The concern about aging and quality of life is real and not imagined, especially based on this (quality of life) being one of the top reasons for Oregonians choosing death.  It reminds me of the statistics about victims of elder abuse – that they tend to have their lives shortened by such abuse.  Our statute would seem to affirm that the life-shortening on quality of life grounds is legitimate and simply a matter of one’s own “choosing.”  It validates what many of us suspect, that if things don’t look like they will get any better for us, we might as well give it up and cut our losses.  I’m thinking of a well written New Yorker article from June 22, 2015 entitled “The Death Treatment: when should people with a non-terminal illness be helped to die?”  I’m back to my concern stated in my previous post about the power we have given over to our doctors, who now determine whether a person suffers from a terminal illness and is otherwise entitled to seek MAID.  In Colorado, our law defines self-administration, but the statute has no explicit requirement that an individual self-administer.  We don’t have to “jump” to any conclusions here – the path is just a baby step from self-administration to administration with some assistance.
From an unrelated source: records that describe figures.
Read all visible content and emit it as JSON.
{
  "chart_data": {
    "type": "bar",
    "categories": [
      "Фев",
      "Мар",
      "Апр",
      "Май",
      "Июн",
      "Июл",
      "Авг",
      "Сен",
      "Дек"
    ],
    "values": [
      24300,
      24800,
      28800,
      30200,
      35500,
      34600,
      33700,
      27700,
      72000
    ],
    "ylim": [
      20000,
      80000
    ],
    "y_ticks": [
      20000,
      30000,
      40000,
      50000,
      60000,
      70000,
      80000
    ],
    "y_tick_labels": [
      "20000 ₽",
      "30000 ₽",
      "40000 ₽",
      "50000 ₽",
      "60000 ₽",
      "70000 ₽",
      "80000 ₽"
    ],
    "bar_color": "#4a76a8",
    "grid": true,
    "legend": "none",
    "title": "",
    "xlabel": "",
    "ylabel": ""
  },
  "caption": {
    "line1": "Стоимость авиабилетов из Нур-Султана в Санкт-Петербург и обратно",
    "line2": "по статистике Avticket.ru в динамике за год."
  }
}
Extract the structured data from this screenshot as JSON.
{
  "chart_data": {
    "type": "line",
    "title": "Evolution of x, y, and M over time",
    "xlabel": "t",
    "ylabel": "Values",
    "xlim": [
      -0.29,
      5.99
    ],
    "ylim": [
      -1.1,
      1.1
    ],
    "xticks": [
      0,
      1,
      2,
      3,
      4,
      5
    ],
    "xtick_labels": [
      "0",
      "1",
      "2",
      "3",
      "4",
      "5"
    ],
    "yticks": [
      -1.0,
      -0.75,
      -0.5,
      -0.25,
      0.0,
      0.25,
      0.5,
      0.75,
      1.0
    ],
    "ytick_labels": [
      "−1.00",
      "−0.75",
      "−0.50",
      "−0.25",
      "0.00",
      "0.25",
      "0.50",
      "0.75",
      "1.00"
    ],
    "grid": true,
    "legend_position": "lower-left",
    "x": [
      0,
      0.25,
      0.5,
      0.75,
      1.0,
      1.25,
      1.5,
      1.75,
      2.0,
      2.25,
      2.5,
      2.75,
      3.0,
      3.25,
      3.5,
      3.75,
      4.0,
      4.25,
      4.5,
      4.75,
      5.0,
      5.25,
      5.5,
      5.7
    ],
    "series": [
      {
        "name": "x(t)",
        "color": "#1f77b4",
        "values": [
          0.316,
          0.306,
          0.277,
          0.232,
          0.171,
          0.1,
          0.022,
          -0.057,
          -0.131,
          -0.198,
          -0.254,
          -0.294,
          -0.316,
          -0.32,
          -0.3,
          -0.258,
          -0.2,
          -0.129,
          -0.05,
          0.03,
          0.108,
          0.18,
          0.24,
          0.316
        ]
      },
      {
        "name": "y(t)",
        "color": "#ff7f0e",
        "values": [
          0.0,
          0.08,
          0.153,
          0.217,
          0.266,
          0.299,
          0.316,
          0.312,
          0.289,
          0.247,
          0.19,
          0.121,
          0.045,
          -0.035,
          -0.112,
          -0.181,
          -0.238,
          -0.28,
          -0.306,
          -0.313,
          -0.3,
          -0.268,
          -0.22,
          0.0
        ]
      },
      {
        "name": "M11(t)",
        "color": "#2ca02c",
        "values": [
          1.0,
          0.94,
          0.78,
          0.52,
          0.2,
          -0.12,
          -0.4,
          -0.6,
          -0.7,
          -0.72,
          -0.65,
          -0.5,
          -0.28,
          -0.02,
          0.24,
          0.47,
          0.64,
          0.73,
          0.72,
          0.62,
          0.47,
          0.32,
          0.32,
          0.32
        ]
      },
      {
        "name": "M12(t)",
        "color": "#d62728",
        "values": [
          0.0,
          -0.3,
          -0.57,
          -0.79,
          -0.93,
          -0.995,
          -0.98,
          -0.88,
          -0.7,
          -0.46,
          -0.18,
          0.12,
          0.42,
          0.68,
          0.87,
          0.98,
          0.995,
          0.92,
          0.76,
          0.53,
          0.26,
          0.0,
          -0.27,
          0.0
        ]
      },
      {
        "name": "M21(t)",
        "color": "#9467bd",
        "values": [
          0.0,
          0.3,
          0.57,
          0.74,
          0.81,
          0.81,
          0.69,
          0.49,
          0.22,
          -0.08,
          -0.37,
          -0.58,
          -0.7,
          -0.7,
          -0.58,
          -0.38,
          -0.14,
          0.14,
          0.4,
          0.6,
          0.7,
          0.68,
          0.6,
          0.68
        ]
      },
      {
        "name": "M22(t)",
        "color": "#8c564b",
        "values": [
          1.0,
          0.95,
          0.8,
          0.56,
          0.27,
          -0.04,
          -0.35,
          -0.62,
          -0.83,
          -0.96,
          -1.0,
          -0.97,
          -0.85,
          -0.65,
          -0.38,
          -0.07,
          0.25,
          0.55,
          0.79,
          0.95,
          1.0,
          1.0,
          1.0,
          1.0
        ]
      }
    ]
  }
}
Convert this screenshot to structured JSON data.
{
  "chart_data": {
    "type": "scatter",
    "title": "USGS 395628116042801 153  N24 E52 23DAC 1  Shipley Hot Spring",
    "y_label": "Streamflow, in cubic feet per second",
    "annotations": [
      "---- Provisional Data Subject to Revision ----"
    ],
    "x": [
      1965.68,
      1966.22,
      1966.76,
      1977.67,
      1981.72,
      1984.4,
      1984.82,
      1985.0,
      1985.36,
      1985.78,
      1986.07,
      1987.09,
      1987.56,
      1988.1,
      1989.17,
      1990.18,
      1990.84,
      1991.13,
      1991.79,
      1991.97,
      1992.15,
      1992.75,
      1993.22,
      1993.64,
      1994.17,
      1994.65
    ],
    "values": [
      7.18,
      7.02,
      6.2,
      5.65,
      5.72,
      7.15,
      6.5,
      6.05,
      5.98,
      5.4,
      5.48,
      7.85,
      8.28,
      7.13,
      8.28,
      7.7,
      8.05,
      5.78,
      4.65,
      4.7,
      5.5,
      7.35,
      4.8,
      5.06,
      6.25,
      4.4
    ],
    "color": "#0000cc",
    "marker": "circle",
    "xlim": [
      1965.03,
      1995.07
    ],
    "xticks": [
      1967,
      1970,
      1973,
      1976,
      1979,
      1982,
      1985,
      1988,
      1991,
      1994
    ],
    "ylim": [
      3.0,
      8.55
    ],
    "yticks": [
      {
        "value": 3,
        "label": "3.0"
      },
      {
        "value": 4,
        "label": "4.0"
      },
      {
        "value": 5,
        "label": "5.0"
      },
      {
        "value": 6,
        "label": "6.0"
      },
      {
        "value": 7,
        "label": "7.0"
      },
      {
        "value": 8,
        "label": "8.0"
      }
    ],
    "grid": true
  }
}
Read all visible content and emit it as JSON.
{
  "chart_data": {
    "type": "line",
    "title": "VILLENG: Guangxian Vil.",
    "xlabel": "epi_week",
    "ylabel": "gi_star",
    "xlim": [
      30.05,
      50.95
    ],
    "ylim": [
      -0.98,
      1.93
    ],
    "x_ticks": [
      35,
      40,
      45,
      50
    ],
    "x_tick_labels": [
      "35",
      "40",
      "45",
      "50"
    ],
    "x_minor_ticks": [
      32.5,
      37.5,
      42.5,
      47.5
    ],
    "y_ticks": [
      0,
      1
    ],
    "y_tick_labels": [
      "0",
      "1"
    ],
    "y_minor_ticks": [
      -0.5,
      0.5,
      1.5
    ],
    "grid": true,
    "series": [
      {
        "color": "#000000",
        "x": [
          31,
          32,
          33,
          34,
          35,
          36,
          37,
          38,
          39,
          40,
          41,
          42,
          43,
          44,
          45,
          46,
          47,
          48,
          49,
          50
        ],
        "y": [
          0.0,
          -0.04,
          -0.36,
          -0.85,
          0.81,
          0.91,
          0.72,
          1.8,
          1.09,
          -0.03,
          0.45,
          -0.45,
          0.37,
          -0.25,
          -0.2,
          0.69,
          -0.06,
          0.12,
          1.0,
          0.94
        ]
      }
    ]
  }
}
So if we only think there exists a requirement of self-administration, then the line between a doctor prescribing MAID and the “delivery” of the drugs either through self-administration or with assistance (albeit often in the guise of encouragement) of others is a thin one indeed.  I quote from The New Yorker article here:

The laws seem to have created a new conception of suicide as a medical treatment, stripped of its tragic dimensions. Patrick Wyffels, a Belgian family doctor, told me that the process of performing euthanasia, which he does eight to ten times a year, is “very magical.” But he sometimes worries about how his own values might influence a patient’s decision to die or to live. “Depending on communication techniques, I might lead a patient one way or the other,” he said. In the days before and after the procedure, he finds it difficult to sleep. “You spend seven years studying to be a doctor, and all they do is teach you how to get people well—and then you do the opposite,” he told me. “I am afraid of the power that I have in that moment.”

I am concerned that what the End of Life Options Act appears to offer folks is freedom of choice, but it is really more about the giving away of more power to our doctors as well as making segments of our population even more vulnerable to coercion.  More later!